WHAT IS „POLITICAL“ ART?
My friend Rudolph Baranik is at Boston University for the opening of an exhibition of his paintings, and the discussion concerns the nature of „political“ art. Yet, in Rudolph’s comments, it is not so much politics that is the subject, but words like „sensual“ and „mysterious“… which, indeed, describe the paintings themselves, whose „politics“ are rarely, if ever, on the surface, but which live, rather, at the level of iconography and landscape, a kind of mythos of texture and the interplay of light and dark.
And it are Rudolph’s very words‑‑ sensual, mysterious‑‑ which cause me to reflect on the nature of the political within the aesthetic, on what makes one sort of so‑called „political“ artist merely a polemicist, while the other remains wholly an artist… on what makes Rilke and Eliot (in Rudolph’s opinion, and mine) better „political“ poets than, say, Whitman or Wendell Berry. For it seems to me that there is a distinction to be made between what is merely willed ideology and what is felt… between what is merely wished for and held (i.e. at a distance) to be correct, and what has been truly internalized and unified with one’s very being.
For it is in the very nature of the felt to be both sensuous and mysterious, whereas the willed is always harsh, insistent, trivially transparent… fundamentally insincere, however ardently it may be wished for. So that‑‑ in art, as in love‑‑ what is sincere is always sensuous and credible, always beyond the control and domination of the will. And, therefore, the first criterion that must be met by so‑called „political“ art (if its very name is to be something more than an oxymoron) is the same as for any other kind of art‑‑ namely, the depth and quality of its sincerity, the extent to which which has become internalized as nature.

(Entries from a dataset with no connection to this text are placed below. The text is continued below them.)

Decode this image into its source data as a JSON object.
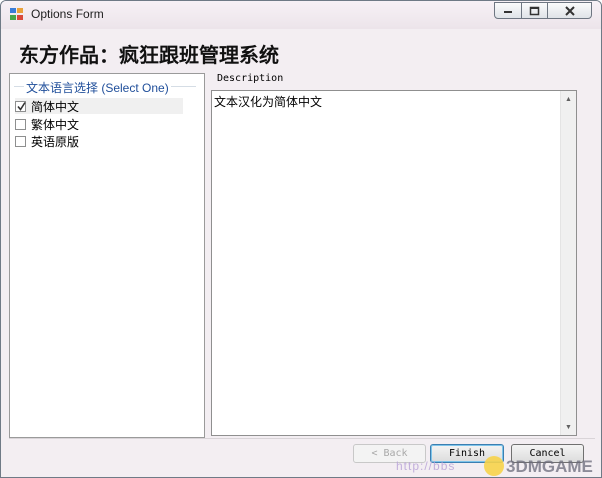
{
  "window": {
    "title": "Options Form",
    "controls": {
      "minimize": "minimize-icon",
      "maximize": "maximize-icon",
      "close": "close-icon"
    }
  },
  "header": {
    "title": "东方作品：疯狂跟班管理系统"
  },
  "language_group": {
    "legend": "文本语言选择 (Select One)",
    "options": [
      {
        "label": "简体中文",
        "checked": true
      },
      {
        "label": "繁体中文",
        "checked": false
      },
      {
        "label": "英语原版",
        "checked": false
      }
    ]
  },
  "description": {
    "label": "Description",
    "text": "文本汉化为简体中文"
  },
  "buttons": {
    "back": "< Back",
    "finish": "Finish",
    "cancel": "Cancel"
  },
  "watermark": {
    "url": "http://bbs",
    "brand": "3DMGAME"
  },
  "colors": {
    "legend": "#1f4e9a",
    "finish_border": "#3c7fb1"
  }
}
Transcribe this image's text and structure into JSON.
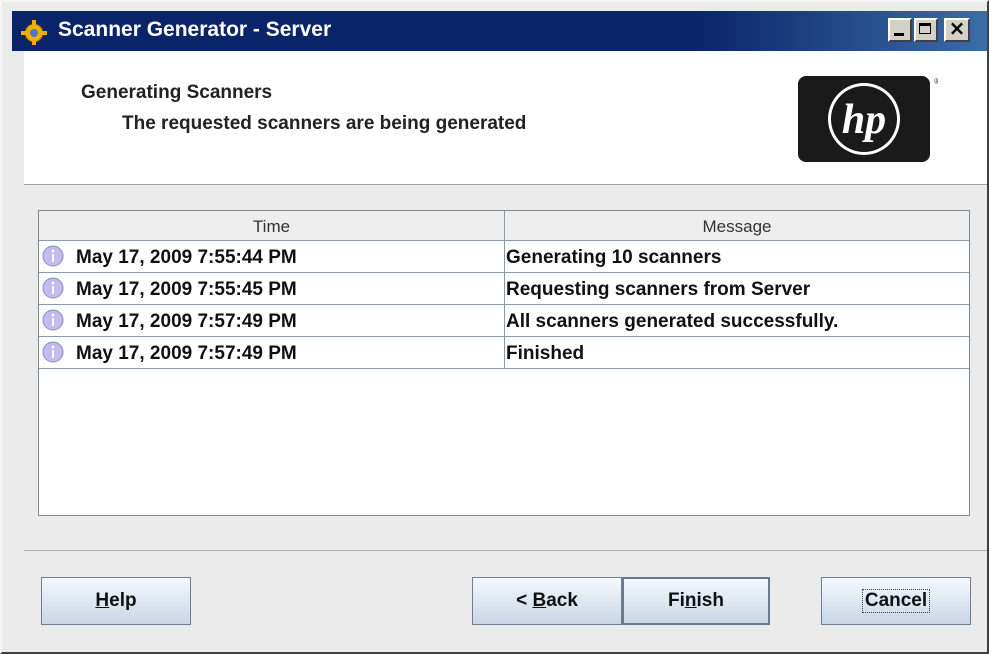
{
  "window": {
    "title": "Scanner Generator - Server"
  },
  "header": {
    "title": "Generating Scanners",
    "subtitle": "The requested scanners are being generated",
    "logo_text": "hp"
  },
  "table": {
    "columns": [
      "Time",
      "Message"
    ],
    "rows": [
      {
        "icon": "info-icon",
        "time": "May 17, 2009 7:55:44 PM",
        "message": "Generating 10 scanners"
      },
      {
        "icon": "info-icon",
        "time": "May 17, 2009 7:55:45 PM",
        "message": "Requesting scanners from Server"
      },
      {
        "icon": "info-icon",
        "time": "May 17, 2009 7:57:49 PM",
        "message": "All scanners generated successfully."
      },
      {
        "icon": "info-icon",
        "time": "May 17, 2009 7:57:49 PM",
        "message": "Finished"
      }
    ]
  },
  "buttons": {
    "help": {
      "pre": "",
      "mnemonic": "H",
      "post": "elp"
    },
    "back": {
      "pre": "< ",
      "mnemonic": "B",
      "post": "ack"
    },
    "finish": {
      "pre": "Fi",
      "mnemonic": "n",
      "post": "ish"
    },
    "cancel": {
      "label": "Cancel"
    }
  },
  "colors": {
    "titlebar": "#0a246a",
    "info_icon": "#b8b0e8",
    "button_gradient_top": "#f6f9fd",
    "button_gradient_bottom": "#c9d6e6"
  }
}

What good then, I ask you, are my „politics“ (in our bed, on the page, on the canvas) if I can no longer make you tremble with them? And whom would you prefer‑‑ the impotent lover full of willfulness and good intentions, or the sincere sensualist who, hardly knowing what he actually stands for, makes you weep with the authenticity of his confusion? The devious rose, with its hidden nest of thorns, or the good serpent you can truly rely on?